Charlie is an unincorporated community in northern Clay County, Texas, United States. According to the Handbook of Texas, the community had a population of 65 in 2000. It is located within the Wichita Falls metropolitan area.

==History==
In 1878, the name Big Wichita Valley was given to the community when Henry T. Dunn constructed a store situated south of the Red River. Charlie Taylor bought the store from Dunn later, and the location became known as Charlie almost instantly. The store served as a well-liked commercial hub for county ranchers, farmers, and some Indians from the neighboring Indian Territory (later Oklahoma) for many years. A post office was established in the village in 1882. Charlie had more than 200 residents by the middle of the 1920s. However, the community's population fell after World War II and the Great Depression. After 1930, the Charlie post office closed. A population estimate of 65 people lived in the town in 2000, based on data from the early 1970s. The population went up to 90 in 2010.

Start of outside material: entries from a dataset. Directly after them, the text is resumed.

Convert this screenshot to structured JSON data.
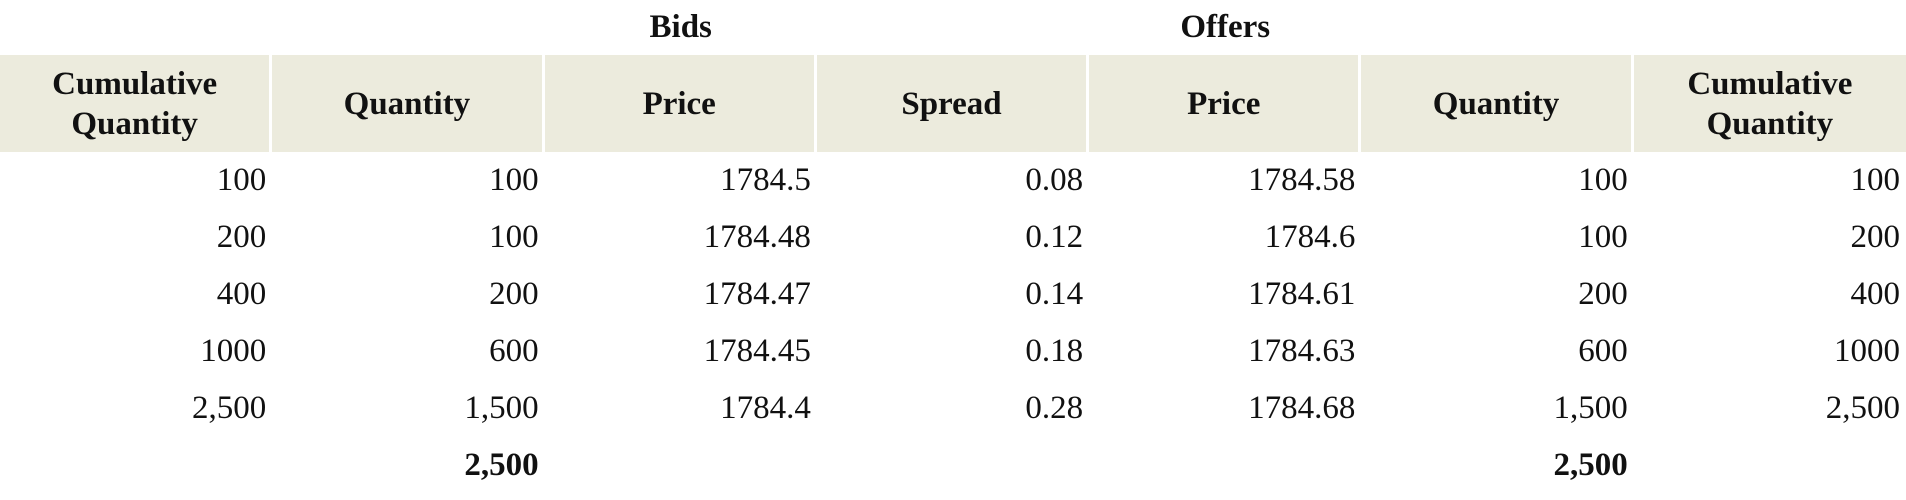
{
  "groups": [
    "Bids",
    "Offers"
  ],
  "headers": [
    "Cumulative Quantity",
    "Quantity",
    "Price",
    "Spread",
    "Price",
    "Quantity",
    "Cumulative Quantity"
  ],
  "rows": [
    [
      "100",
      "100",
      "1784.5",
      "0.08",
      "1784.58",
      "100",
      "100"
    ],
    [
      "200",
      "100",
      "1784.48",
      "0.12",
      "1784.6",
      "100",
      "200"
    ],
    [
      "400",
      "200",
      "1784.47",
      "0.14",
      "1784.61",
      "200",
      "400"
    ],
    [
      "1000",
      "600",
      "1784.45",
      "0.18",
      "1784.63",
      "600",
      "1000"
    ],
    [
      "2,500",
      "1,500",
      "1784.4",
      "0.28",
      "1784.68",
      "1,500",
      "2,500"
    ]
  ],
  "totals": {
    "bids_quantity": "2,500",
    "offers_quantity": "2,500"
  }
}
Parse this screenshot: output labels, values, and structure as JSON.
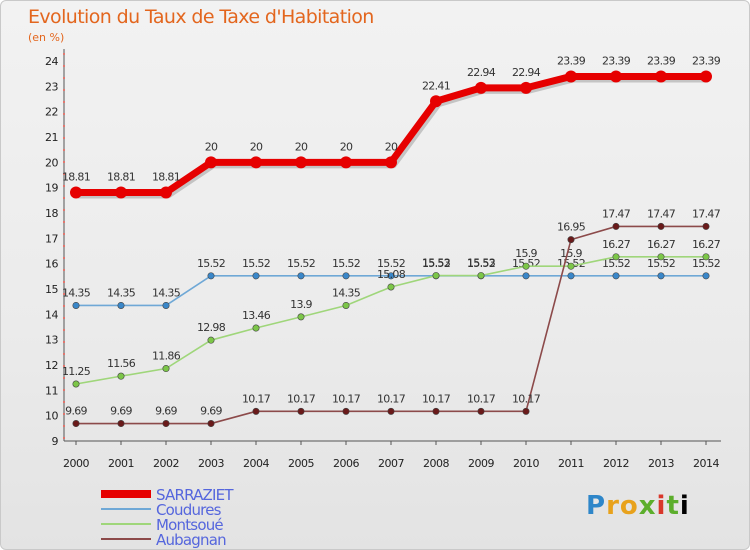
{
  "header": {
    "title": "Evolution du Taux de Taxe d'Habitation",
    "unit": "(en %)"
  },
  "logo": {
    "text": "Proxiti"
  },
  "chart_data": {
    "type": "line",
    "title": "Evolution du Taux de Taxe d'Habitation",
    "ylabel": "(en %)",
    "xlabel": "",
    "x": [
      "2000",
      "2001",
      "2002",
      "2003",
      "2004",
      "2005",
      "2006",
      "2007",
      "2008",
      "2009",
      "2010",
      "2011",
      "2012",
      "2013",
      "2014"
    ],
    "ylim": [
      9,
      24
    ],
    "yticks": [
      9,
      10,
      11,
      12,
      13,
      14,
      15,
      16,
      17,
      18,
      19,
      20,
      21,
      22,
      23,
      24
    ],
    "grid": false,
    "legend": "bottom-left",
    "series": [
      {
        "name": "SARRAZIET",
        "color": "#e60000",
        "values": [
          18.81,
          18.81,
          18.81,
          20,
          20,
          20,
          20,
          20,
          22.41,
          22.94,
          22.94,
          23.39,
          23.39,
          23.39,
          23.39
        ],
        "labels": [
          "18.81",
          "18.81",
          "18.81",
          "20",
          "20",
          "20",
          "20",
          "20",
          "22.41",
          "22.94",
          "22.94",
          "23.39",
          "23.39",
          "23.39",
          "23.39"
        ]
      },
      {
        "name": "Coudures",
        "color": "#6fa8d6",
        "values": [
          14.35,
          14.35,
          14.35,
          15.52,
          15.52,
          15.52,
          15.52,
          15.52,
          15.52,
          15.52,
          15.52,
          15.52,
          15.52,
          15.52,
          15.52
        ],
        "labels": [
          "14.35",
          "14.35",
          "14.35",
          "15.52",
          "15.52",
          "15.52",
          "15.52",
          "15.52",
          "15.52",
          "15.52",
          "15.52",
          "15.52",
          "15.52",
          "15.52",
          "15.52"
        ]
      },
      {
        "name": "Montsoué",
        "color": "#9fd67a",
        "values": [
          11.25,
          11.56,
          11.86,
          12.98,
          13.46,
          13.9,
          14.35,
          15.08,
          15.53,
          15.53,
          15.9,
          15.9,
          16.27,
          16.27,
          16.27
        ],
        "labels": [
          "11.25",
          "11.56",
          "11.86",
          "12.98",
          "13.46",
          "13.9",
          "14.35",
          "15.08",
          "15.53",
          "15.53",
          "15.9",
          "15.9",
          "16.27",
          "16.27",
          "16.27"
        ]
      },
      {
        "name": "Aubagnan",
        "color": "#8c4a4a",
        "values": [
          9.69,
          9.69,
          9.69,
          9.69,
          10.17,
          10.17,
          10.17,
          10.17,
          10.17,
          10.17,
          10.17,
          16.95,
          17.47,
          17.47,
          17.47
        ],
        "labels": [
          "9.69",
          "9.69",
          "9.69",
          "9.69",
          "10.17",
          "10.17",
          "10.17",
          "10.17",
          "10.17",
          "10.17",
          "10.17",
          "16.95",
          "17.47",
          "17.47",
          "17.47"
        ]
      }
    ]
  }
}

On April 30, 2019, an EF1 tornado struck the town of Dean going north toward Charlie. Trees, two outbuildings, and a house were damaged. A mobile home was also unroofed. A year later, on May 22, 2020, another tornado hit. Multiple storm chasers observed this tornado. Utility poles were damaged on FM 1740.

==Geography==
Charlie is located at the intersection of Farm to Market Roads 810 and 171, 21 mi northwest of Henrietta, 9 mi northwest of Petrolia, and 18 mi northeast of Wichita Falls in northwestern Clay County.

===Climate===
The climate in this area is characterized by hot, humid summers and generally mild to cool winters. According to the Köppen Climate Classification system, Charlie has a humid subtropical climate, abbreviated "Cfa" on climate maps.

==Education==
Charlie is served by the Petrolia Independent School District.

==Notable person==
- Skipper Voss, professional bullfighter.